Many senior accountants hate their jobby
Choose a job you love and you will never have to work a day in your life, as the saying goes. But what if you’re one of the 40% of accountants who are stuck in a rut?
In 2017 AccountingWEB’s anonymous blogger The Imprudent Accountant likened the job as a partner to the captain of the Titanic after it hit the iceberg.
And there is plenty for an accountant to feel miserable about: whether it is the added burden of regulation, pressure on fees, the senior partner’s despotic email policy, or it could be Tim, the sparky new junior member of staff who is earning more than you.
Senior accountants are stuck in a rut
It could be any of the above that led to around 40% of partners and others in senior and middle management to feel stuck in a rut, as found in a survey conducted by the aptly named executive mentors Rutbusters.
The cloud of misery that circles these demotivated partners trapped in their job glooms down on everyone else in the office.
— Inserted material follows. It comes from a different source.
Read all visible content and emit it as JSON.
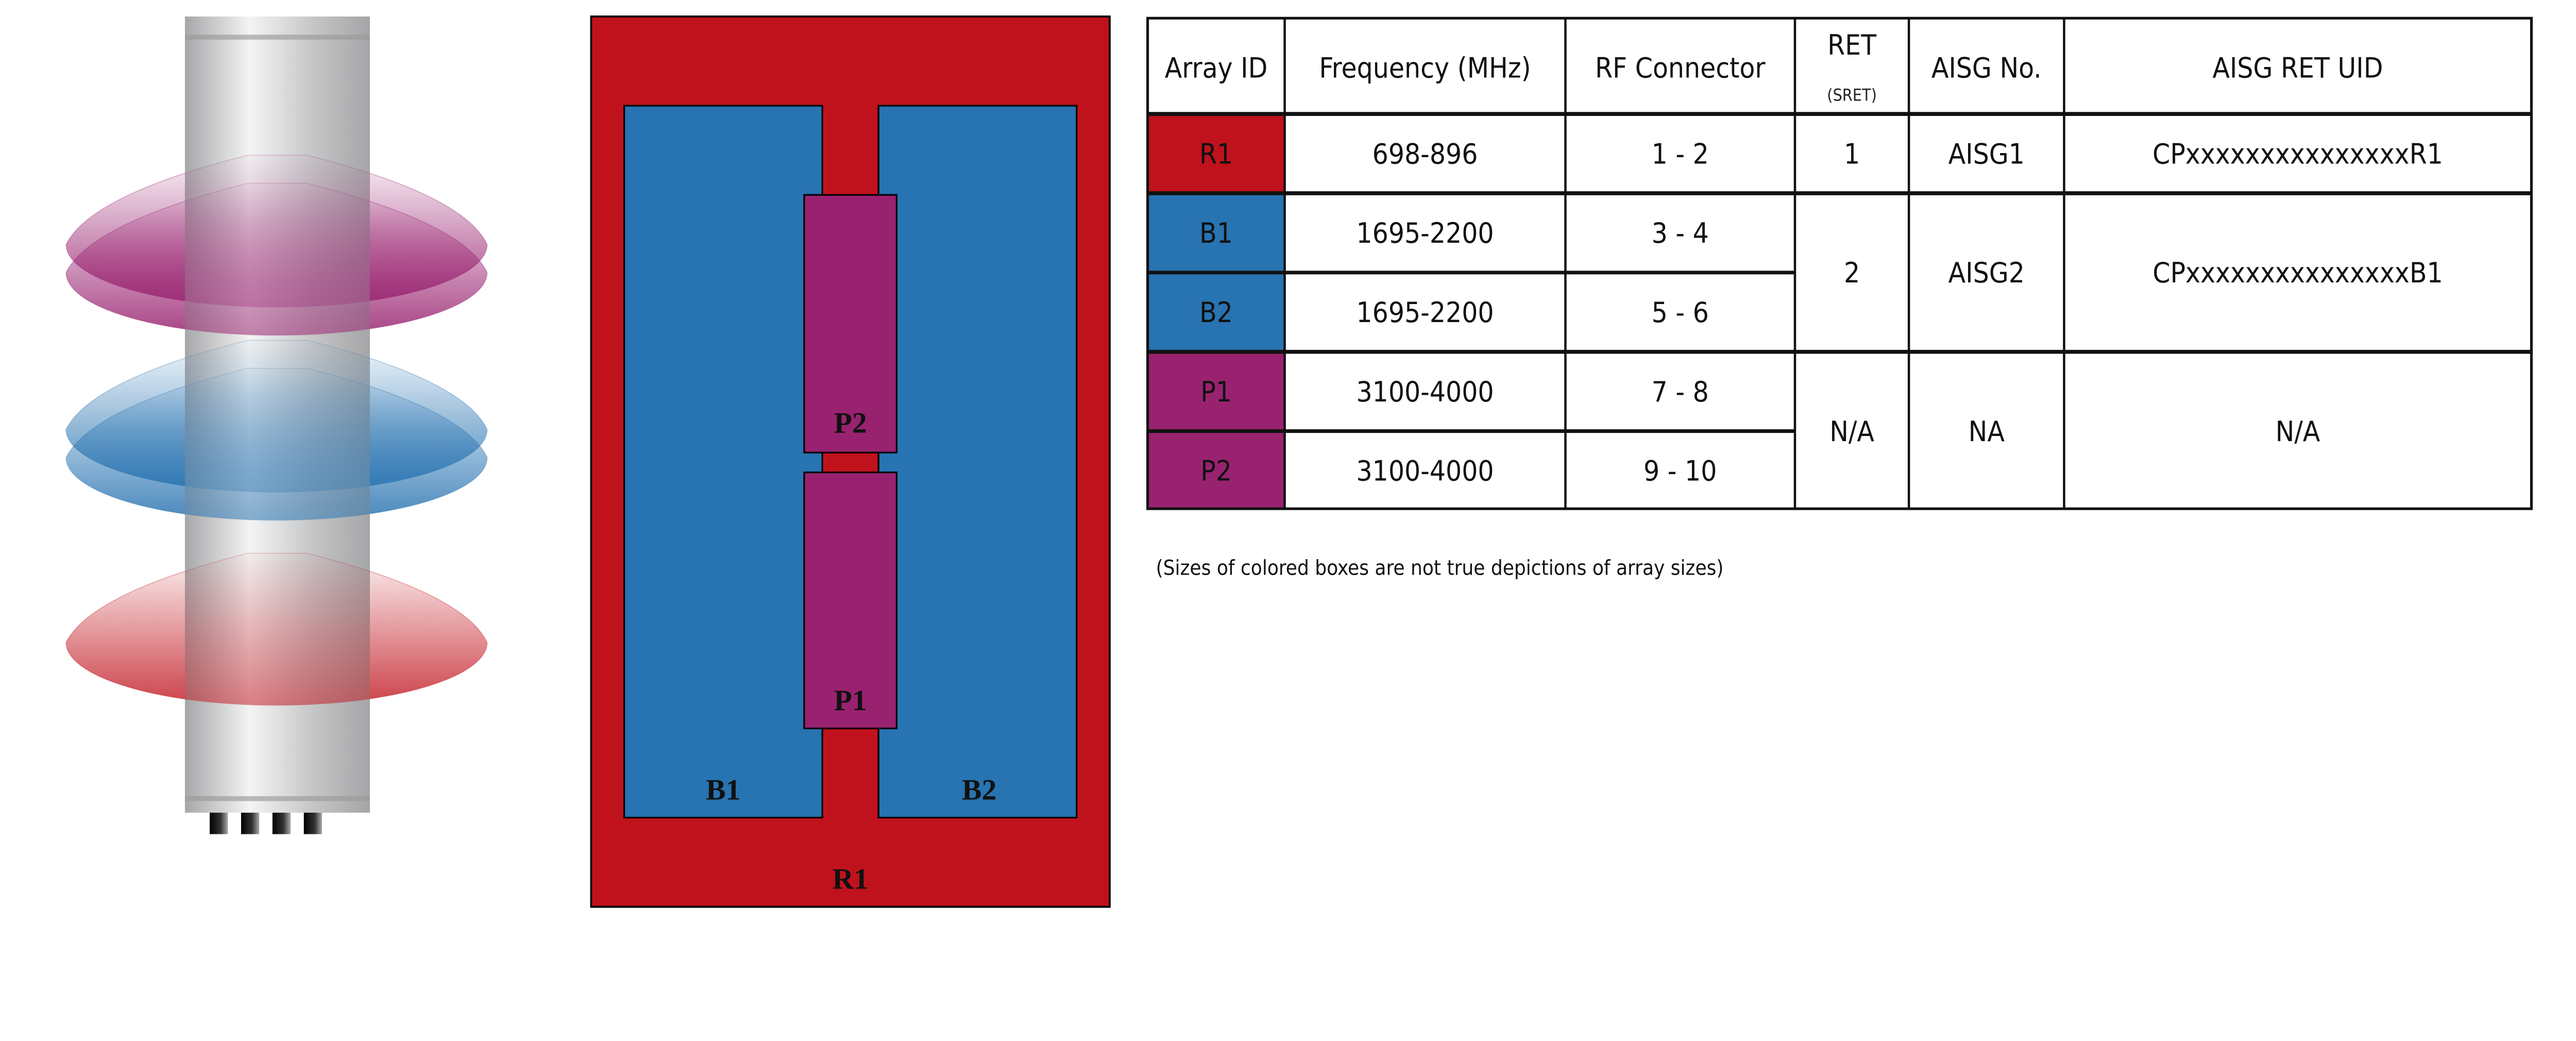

So while the accountant in a management position wallows, the people working for them complain of reporting to a low energy boss who is often slow to make decisions (25%), not interested in change (35%), providing little leadership (42%), and getting little work done (33%).
The hatred accountants have for their job is becoming a frequent conversation within the profession. The number of accountants fleeing the profession has increased due to the additional workload and with MTD being the final straw. While others riding it out are burdened with stress, anxiety and ill health, as one beleaguered accountant recently confessed.
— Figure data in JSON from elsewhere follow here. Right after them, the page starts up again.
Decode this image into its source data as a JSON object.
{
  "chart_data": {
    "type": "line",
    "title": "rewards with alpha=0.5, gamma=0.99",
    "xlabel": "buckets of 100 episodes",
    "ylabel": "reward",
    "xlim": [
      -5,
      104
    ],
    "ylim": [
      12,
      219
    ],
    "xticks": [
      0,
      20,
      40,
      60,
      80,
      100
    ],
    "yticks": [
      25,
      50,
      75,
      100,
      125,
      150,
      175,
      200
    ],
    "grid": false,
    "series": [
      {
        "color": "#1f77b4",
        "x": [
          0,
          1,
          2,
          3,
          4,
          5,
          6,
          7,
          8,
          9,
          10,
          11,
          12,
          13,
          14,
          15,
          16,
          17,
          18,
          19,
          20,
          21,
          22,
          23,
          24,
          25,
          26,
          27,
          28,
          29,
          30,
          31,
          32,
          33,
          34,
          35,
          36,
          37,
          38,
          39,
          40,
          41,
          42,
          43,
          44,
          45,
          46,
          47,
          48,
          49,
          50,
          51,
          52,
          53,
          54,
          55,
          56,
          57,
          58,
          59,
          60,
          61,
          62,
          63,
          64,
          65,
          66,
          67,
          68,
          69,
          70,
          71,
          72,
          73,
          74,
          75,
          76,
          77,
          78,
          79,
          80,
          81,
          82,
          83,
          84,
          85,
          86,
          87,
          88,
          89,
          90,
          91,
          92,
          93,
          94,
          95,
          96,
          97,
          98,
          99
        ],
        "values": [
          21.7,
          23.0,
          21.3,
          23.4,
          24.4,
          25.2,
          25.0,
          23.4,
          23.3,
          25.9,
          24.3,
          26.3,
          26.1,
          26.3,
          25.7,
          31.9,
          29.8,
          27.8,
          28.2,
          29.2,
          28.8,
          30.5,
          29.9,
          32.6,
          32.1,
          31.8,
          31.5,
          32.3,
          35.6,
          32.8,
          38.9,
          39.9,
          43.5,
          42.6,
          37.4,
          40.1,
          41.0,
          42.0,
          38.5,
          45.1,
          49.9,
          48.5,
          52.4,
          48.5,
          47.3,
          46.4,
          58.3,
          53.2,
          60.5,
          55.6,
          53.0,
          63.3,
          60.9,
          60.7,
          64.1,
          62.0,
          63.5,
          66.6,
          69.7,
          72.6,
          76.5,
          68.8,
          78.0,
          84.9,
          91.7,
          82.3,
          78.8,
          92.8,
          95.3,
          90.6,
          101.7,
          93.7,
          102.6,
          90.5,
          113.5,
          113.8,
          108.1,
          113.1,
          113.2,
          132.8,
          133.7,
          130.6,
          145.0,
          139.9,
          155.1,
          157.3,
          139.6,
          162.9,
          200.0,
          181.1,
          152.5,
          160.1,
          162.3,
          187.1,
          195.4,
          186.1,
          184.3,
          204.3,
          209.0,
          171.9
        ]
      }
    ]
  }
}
Another survey released by the chartered accountant charity CABA hit on similar nerves, where one-third of accountants admitted feeling stressed every day. The burnout culture was perpetrated by emails.
But the accountancy profession is not unique here. Senior teams from many other businesses are also seeing their motivation, energy and respect from their team nosedive.
The obvious answer is for those dreading the morning wake up alarm is to just leave. But these accountants would rather cling on than worry about the financial impact of leaving (26%) or family commitments (27%).
Age discrimination is still a concern
While 24% show that age discrimination is still a concern within the profession as they worry that their age will mean they won’t be considered for roles elsewhere.
Rutbusters points out that this could present issues for firms that have problems retiring those at the top of partnership to make way for new partners.
But the good news is that while there is a 10% hardcore of unmotivated, unfulfilled and low energy senior people at accountancy firms, the typical accountant in their 40s and 50s feels more motivated, fulfilled and happier than those at most other businesses.
For Kedge Martin, the CEO of Rutbusters, the research should act as a warning that accountants in their 40s and 50s can get stuck in demotivating and harmful ruts.
“They get there often because the challenge has gone and each year seems very much like the last. Once they have lost their fulfillment such people resist change and demotivate their team, even though personally they may well still be hitting their billable hours.
“By looking after these people, who have lost the satisfaction their colleagues get from advising clients firms are not only helping the partnership stay vibrant but also addressing at an early stage the mental health issues that follow from hating your job.”